Autostrada preservata - Tre giorni d’acqua a Coldrerio come in tre mesi, ha misurato MeteoSvizzera. Il direttore del Territorio ha però immagini indelebili di come la pioggia possa trasformarsi in dramma: «Sono in carica dal 2013 e ho vissuto le due tragedie del 2014 a Bombinasco e Davesco, il loro ricordo è ancora vivo in tutti e ci ha fatto cambiare paradigma. Evidentemente si può sempre fare di più e cercheremo di farlo. Soprattutto per le misure strutturali che non si possono improvvisare dalla mattina alla sera». Tra le misure che hanno dato buona prova, Zali ne cita una: «Se a Capolago non ci fosse stata una miglioria delle opere di protezione, stavolta avremmo avuto l’austrostrada bloccata. Ma provvedere richiede tempo, oltre che mezzi».

Preparazione e fortuna - Il territorio oggi ha retto, ma i fenomeni estremi si intensificano. Significa per voi dover fare di più? «Abbiamo già iniziato reagendo alla tragedia del 2014, sia dal profilo organizzativo sia da quello delle leggi applicabili e, compatibilmente con i mezzi a disposizione, anche sul terreno. A inizio agosto faremo una nuova riunione di debriefing per discuterne. Cerchiamo di imparare da ogni lezione che riceviamo. Non è tutto merito nostro, perché a Gandria siamo anche stati fortunati. La sicurezza assoluta non esiste» dice Zali.

Anche l'edilizia va adattata - Paradossalmente il dramma peggiore, più che da una riva scoscesa, poteva verificarsi sotto la pensilina della stazione di servizio crollata a Grancia. «Anche l’opera dell’uomo va rimessa in discussione e la nuova legge edilizia, al vaglio del Parlamento, lo fa introducendo maggiori esigenze» nota Zali. Sul costruito in generale, il consigliere di Stato sottolinea come «sovente i manufatti risalgono a molti anni fa in situazioni, con conoscenze e con una cultura diversa del territorio. Ci ritroviamo infatti ad avere sempre gli stessi punti in difficoltà, perché si tratta di costruzioni che oggi non verrebbero più autorizzate». Ad esempio le case nell’alveo allargato della valle sopra Bissone.

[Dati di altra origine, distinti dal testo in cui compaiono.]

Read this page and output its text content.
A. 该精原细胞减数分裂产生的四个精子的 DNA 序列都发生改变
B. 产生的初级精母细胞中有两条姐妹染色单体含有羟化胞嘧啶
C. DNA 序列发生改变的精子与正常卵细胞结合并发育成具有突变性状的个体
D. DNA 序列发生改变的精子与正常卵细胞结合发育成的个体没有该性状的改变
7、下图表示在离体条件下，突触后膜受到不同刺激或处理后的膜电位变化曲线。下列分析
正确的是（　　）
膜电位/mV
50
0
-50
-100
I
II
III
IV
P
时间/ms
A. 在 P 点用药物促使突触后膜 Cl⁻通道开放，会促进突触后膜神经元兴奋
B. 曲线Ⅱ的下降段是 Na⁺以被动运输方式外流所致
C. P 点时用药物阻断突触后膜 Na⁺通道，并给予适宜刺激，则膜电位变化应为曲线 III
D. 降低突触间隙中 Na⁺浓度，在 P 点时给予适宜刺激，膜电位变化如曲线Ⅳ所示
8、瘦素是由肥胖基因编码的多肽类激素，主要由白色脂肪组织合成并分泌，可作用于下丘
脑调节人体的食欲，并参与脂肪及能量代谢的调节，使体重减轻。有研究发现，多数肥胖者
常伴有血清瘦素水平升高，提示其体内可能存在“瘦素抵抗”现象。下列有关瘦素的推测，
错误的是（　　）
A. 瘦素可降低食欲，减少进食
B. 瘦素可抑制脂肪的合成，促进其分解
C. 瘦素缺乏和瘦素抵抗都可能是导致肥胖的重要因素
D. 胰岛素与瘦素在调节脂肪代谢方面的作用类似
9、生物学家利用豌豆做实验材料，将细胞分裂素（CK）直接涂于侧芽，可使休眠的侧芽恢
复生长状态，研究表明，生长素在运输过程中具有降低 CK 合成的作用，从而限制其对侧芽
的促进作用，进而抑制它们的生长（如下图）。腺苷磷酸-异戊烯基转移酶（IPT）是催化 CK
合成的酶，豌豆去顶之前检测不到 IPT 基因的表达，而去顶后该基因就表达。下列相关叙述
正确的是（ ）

L'impatto finanziario delle piogge - Non è la pandemia, ma quella climatica resta un’emergenza che può fare altrettanto male. «La politica finora non ha fatto difficoltà nel comprendere queste necessità. Siamo fortunati ad avere le risorse, come nazione e come Cantone, per poter realizzare l’indispensabile». Anche perché come si suol dire in questi casi sono investimenti per evitare guai maggiori. ll bilancio resta provvisorio, ma una conta dei danni si può stimare: «Non sono crollati grandi manufatti, ma i danni restano nell’ordine dei diversi milioni di franchi. Ci sono disagi che non si vedono, ad esempio dietro a una strada intatta può esserci una camera di protezione che si è riempita di materiale e andrà svuotata prima della prossima grande pioggia». Si spera dunque in una tregua. Per farsi trovare pronti al prossimo evento epocale. Che non sarà fra trent'anni purtroppo.